Rob Davis is entering his 13th year in the NFL, and has been the Packers' long-snapper for a dozen years. He is regarded as one of the best in the game. The Fontenot recently had a chance to sit down and ask him a few questions.
The Fontenot: Mr. Davis, you’ve been an elite long-snapper in the NFL for over a decade. What’s a typical day like for you?
RD: The problem of evil is a question has more to do with faith than any real ontological issues; there is no “problem” at all if we consider a universe stripped of any metaphysical interpretations. From that standpoint, not only is “evil” not a problem, it’s entirely an illusion; it’s a description of human behavior that has no real ontological value beyond whatever our culture assigns it.
The Fontenot: You are now Brett Favre’s oldes t teammate. Do you two have a strong relationship?
RD: Now of course if you were to accept that somewhat simplistic materialism, you would have escaped the question entirely. I’m not sure how valuable it is to dance and shimmy when it comes to philosophy, especially regarding a question like this, which has such obvious populist overtones. As we all know, the real “problem” argument grew from the BBC debates between Bertrand Russell and the uneducated, ingenious G.K. Chesterton—whose novels I love, by the way. The basic question Russell put to Chesterton was why, given a supreme being, we would ever have to suffer at all. In the least. Imagining a phenomenon like genocide just doesn’t link up to a benevolent being. It just doesn’t. That’s the basic question. The basic answer is that God’s benevolence is unknowable. I find that to be rhetorical garbage.
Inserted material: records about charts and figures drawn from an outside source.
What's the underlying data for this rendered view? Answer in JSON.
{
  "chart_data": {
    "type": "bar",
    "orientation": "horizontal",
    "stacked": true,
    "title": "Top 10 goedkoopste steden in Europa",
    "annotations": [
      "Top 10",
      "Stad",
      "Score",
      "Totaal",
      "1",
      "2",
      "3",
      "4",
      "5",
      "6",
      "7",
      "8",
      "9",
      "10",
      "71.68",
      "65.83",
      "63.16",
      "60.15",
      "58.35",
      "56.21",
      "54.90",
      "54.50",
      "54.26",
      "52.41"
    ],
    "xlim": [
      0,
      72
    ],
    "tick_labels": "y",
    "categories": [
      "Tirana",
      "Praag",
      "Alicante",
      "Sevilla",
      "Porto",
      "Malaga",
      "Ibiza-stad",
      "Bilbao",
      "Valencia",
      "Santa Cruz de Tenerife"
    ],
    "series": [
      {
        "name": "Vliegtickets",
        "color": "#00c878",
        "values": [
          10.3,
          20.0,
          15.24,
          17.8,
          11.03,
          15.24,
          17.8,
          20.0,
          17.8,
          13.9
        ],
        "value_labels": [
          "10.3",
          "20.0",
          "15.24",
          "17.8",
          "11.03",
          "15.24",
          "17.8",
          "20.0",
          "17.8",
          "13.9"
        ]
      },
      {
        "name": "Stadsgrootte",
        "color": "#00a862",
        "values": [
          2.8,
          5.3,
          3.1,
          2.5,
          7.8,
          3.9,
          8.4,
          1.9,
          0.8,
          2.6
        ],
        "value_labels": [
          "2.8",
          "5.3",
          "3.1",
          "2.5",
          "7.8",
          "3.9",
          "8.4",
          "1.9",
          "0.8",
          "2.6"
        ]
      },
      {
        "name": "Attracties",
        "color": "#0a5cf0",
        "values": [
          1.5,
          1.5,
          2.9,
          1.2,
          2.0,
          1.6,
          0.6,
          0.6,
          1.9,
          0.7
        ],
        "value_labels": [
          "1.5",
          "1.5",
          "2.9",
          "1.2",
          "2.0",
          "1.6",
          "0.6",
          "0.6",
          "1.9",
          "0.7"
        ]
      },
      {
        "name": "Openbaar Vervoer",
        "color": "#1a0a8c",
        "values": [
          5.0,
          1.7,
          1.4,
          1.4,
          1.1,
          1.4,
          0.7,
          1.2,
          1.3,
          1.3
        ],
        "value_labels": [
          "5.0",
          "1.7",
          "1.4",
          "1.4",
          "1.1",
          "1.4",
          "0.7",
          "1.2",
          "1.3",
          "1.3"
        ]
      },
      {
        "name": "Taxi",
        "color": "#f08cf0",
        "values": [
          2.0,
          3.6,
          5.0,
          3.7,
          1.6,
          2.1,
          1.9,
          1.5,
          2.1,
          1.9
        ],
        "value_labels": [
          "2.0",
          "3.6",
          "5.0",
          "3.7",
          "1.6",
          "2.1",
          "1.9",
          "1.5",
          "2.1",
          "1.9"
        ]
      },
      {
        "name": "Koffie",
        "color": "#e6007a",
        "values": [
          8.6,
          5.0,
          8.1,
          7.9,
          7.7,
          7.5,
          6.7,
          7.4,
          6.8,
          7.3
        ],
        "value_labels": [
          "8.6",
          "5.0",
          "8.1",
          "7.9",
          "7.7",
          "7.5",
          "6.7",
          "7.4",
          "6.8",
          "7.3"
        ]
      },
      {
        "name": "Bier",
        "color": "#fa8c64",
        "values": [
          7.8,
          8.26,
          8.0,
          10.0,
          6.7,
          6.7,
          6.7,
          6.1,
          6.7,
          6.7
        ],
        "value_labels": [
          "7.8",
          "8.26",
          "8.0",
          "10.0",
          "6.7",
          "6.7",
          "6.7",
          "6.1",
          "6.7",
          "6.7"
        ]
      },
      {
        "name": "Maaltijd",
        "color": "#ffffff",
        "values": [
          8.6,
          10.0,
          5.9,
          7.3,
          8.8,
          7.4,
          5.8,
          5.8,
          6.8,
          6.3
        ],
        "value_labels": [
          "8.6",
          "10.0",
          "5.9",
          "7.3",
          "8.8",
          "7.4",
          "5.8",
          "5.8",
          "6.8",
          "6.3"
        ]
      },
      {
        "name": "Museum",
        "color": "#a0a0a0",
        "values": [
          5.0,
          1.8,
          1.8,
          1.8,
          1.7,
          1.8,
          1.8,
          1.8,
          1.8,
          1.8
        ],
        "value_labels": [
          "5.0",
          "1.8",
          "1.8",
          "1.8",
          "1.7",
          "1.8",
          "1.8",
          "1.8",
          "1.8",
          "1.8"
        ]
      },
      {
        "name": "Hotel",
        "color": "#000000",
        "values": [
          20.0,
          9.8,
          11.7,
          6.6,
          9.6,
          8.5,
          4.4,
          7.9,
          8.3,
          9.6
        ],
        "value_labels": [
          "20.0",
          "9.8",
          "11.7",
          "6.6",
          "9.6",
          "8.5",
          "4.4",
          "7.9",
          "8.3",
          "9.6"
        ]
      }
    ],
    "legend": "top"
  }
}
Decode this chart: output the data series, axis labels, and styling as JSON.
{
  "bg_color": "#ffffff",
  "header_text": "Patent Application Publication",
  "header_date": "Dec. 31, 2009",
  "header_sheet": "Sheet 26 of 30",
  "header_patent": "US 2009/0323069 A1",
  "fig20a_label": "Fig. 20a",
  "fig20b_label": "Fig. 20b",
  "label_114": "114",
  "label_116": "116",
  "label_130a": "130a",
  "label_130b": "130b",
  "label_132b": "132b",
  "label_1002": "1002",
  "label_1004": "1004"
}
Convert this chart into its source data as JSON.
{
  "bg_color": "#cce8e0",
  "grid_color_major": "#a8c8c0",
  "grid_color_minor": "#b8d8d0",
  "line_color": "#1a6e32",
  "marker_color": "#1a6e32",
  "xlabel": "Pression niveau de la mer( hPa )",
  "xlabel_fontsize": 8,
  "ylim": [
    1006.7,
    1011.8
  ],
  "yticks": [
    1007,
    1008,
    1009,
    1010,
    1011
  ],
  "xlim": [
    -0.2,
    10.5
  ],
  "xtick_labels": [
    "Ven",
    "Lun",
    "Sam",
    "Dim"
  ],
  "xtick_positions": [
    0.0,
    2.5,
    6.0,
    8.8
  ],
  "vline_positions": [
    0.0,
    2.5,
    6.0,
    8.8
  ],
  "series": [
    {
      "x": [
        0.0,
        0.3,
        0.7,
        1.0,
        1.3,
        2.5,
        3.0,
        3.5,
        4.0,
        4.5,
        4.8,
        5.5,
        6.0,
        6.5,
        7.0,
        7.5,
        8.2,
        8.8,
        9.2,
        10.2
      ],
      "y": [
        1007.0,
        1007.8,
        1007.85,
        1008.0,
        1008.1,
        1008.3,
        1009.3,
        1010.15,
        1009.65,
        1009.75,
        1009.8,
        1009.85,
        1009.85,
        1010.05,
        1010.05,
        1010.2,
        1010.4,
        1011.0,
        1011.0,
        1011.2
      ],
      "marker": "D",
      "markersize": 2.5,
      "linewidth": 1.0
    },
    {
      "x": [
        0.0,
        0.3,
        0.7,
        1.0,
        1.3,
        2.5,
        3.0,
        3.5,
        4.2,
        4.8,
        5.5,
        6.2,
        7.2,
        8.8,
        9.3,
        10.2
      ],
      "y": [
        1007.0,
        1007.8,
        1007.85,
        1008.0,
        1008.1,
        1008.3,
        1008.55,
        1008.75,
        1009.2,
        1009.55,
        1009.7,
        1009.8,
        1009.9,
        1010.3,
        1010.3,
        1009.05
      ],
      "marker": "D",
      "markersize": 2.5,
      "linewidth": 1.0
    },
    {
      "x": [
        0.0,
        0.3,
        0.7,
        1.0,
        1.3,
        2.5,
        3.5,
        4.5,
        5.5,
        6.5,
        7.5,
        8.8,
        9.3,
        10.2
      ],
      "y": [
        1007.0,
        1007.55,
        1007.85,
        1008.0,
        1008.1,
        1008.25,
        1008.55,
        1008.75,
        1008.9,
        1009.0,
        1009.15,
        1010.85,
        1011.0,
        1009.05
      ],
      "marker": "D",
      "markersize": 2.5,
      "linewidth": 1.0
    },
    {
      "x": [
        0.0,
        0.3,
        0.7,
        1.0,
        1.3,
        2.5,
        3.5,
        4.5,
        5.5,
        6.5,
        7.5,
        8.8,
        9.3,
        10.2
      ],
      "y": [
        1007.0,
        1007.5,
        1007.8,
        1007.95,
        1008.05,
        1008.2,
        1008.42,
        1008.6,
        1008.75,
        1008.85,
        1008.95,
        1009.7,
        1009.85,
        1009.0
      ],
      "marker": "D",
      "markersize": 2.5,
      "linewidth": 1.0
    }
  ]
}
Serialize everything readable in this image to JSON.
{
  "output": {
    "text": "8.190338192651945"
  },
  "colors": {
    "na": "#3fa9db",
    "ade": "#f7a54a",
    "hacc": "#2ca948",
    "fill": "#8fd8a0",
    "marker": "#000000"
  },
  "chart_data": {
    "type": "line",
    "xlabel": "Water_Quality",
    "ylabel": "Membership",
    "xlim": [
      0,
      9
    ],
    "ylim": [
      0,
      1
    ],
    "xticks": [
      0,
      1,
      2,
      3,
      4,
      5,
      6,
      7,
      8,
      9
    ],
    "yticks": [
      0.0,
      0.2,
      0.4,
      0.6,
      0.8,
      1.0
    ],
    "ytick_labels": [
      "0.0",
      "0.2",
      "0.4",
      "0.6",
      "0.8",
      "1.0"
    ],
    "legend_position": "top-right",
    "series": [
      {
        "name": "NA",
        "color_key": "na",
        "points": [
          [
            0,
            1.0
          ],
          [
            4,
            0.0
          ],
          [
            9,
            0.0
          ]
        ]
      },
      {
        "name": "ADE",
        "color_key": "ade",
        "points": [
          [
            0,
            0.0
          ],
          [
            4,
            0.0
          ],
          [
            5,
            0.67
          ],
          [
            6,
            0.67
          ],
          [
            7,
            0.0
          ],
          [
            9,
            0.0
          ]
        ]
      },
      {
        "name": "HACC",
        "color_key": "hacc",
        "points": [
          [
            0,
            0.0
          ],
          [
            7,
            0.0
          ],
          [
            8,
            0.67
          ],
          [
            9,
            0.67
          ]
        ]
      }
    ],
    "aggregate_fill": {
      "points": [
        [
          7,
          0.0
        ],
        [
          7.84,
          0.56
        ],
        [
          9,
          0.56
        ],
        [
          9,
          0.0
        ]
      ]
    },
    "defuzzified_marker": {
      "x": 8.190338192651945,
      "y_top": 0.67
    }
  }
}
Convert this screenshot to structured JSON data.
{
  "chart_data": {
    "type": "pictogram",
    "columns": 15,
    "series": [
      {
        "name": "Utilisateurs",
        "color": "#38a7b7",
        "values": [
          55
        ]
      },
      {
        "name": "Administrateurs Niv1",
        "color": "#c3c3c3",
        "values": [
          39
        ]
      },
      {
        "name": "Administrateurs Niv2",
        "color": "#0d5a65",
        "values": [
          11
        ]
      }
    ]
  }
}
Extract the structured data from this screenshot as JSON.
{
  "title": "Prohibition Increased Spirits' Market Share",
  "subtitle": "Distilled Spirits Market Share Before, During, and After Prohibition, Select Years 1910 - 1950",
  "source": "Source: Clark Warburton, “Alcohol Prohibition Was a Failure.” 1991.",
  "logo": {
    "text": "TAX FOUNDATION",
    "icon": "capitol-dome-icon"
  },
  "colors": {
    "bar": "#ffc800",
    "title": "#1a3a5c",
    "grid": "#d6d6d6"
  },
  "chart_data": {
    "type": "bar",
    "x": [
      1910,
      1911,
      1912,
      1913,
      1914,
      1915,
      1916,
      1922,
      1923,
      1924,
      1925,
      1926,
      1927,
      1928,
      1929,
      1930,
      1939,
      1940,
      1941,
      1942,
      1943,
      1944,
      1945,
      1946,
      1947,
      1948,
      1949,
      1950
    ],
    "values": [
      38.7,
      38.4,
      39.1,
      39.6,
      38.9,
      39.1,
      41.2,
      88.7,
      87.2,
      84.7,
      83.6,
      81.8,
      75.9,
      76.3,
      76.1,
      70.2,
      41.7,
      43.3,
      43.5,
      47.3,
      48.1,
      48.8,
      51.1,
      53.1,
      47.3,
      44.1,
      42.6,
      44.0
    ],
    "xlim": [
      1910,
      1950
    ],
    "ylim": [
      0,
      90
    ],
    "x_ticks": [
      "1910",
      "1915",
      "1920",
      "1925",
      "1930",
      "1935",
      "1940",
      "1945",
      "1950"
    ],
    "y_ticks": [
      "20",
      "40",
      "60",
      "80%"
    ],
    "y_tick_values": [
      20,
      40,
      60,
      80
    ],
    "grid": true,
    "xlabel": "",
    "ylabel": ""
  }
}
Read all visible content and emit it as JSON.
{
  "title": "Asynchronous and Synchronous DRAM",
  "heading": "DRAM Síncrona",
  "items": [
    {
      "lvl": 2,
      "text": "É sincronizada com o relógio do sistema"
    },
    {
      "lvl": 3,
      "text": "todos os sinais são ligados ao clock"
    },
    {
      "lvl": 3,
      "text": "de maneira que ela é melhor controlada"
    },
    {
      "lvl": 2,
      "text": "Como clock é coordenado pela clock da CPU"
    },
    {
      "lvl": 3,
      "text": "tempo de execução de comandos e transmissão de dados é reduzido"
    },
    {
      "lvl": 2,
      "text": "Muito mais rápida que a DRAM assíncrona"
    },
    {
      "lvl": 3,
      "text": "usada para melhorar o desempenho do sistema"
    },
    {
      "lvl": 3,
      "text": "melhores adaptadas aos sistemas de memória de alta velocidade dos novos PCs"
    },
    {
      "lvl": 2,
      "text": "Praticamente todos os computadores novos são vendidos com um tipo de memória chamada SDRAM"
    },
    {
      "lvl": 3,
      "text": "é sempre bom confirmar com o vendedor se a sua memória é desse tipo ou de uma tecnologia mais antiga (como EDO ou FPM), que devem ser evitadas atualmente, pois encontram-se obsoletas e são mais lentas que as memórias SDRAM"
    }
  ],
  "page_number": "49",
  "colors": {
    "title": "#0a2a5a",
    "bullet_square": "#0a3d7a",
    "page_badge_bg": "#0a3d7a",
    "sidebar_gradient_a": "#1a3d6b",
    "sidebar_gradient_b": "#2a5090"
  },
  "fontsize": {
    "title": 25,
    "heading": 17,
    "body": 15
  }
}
The Fontenot: You had zero tackles in 1998. Can you talk a little about what long snappers are and are not expected to do on special teams?
RD: More interesting to me is anomalous monism. I like it because it has common sense built right into it. Look, is it really difficult to accept that there are such things as mental events and such things as physical events, and that there are times when one causes the other? And in a lot of ways, Davidson’s next step, saying that there are no strict laws that can define these interactions, insulates the mind-body problem from a lot of unnecessary babble. That’s my take, anyway.
The Fontenot: Can you tell me what goes through your head when you’re about to make a crucial snap?
RD: Longwell was going through a big-time positivist phase in ’99, and I think that had an effect on his concentration. I got the snap out and it was fine, but there was something about the way his feet looked—I don’t know how to describe it, other than to say that his feet looked rigidly unwilling to think about empiricism in new ways—that made me think a block was coming. Well, it did, and there he was, running sideways dealing with a whole mess of Favre-transference, getting hunted down by linemen, and I tried to shift with him to give him a block and prevent any physical contact—I did, by the way, believe in physical contact through most of the 90s, except for ’95, when Hume kind of took over my world, and by Hume I mean the real Hume, the real idealist, not that watered-down pansy Hume that’s really the result of centuries of misinterpretation—and we locked eyes and then just got destroyed by John Randle.
The Fontenot: Do long snappers grow up wanting to be long snappers?
RD: This interview is over. And for the record, I think that continental philosophy, in general, is ridiculous.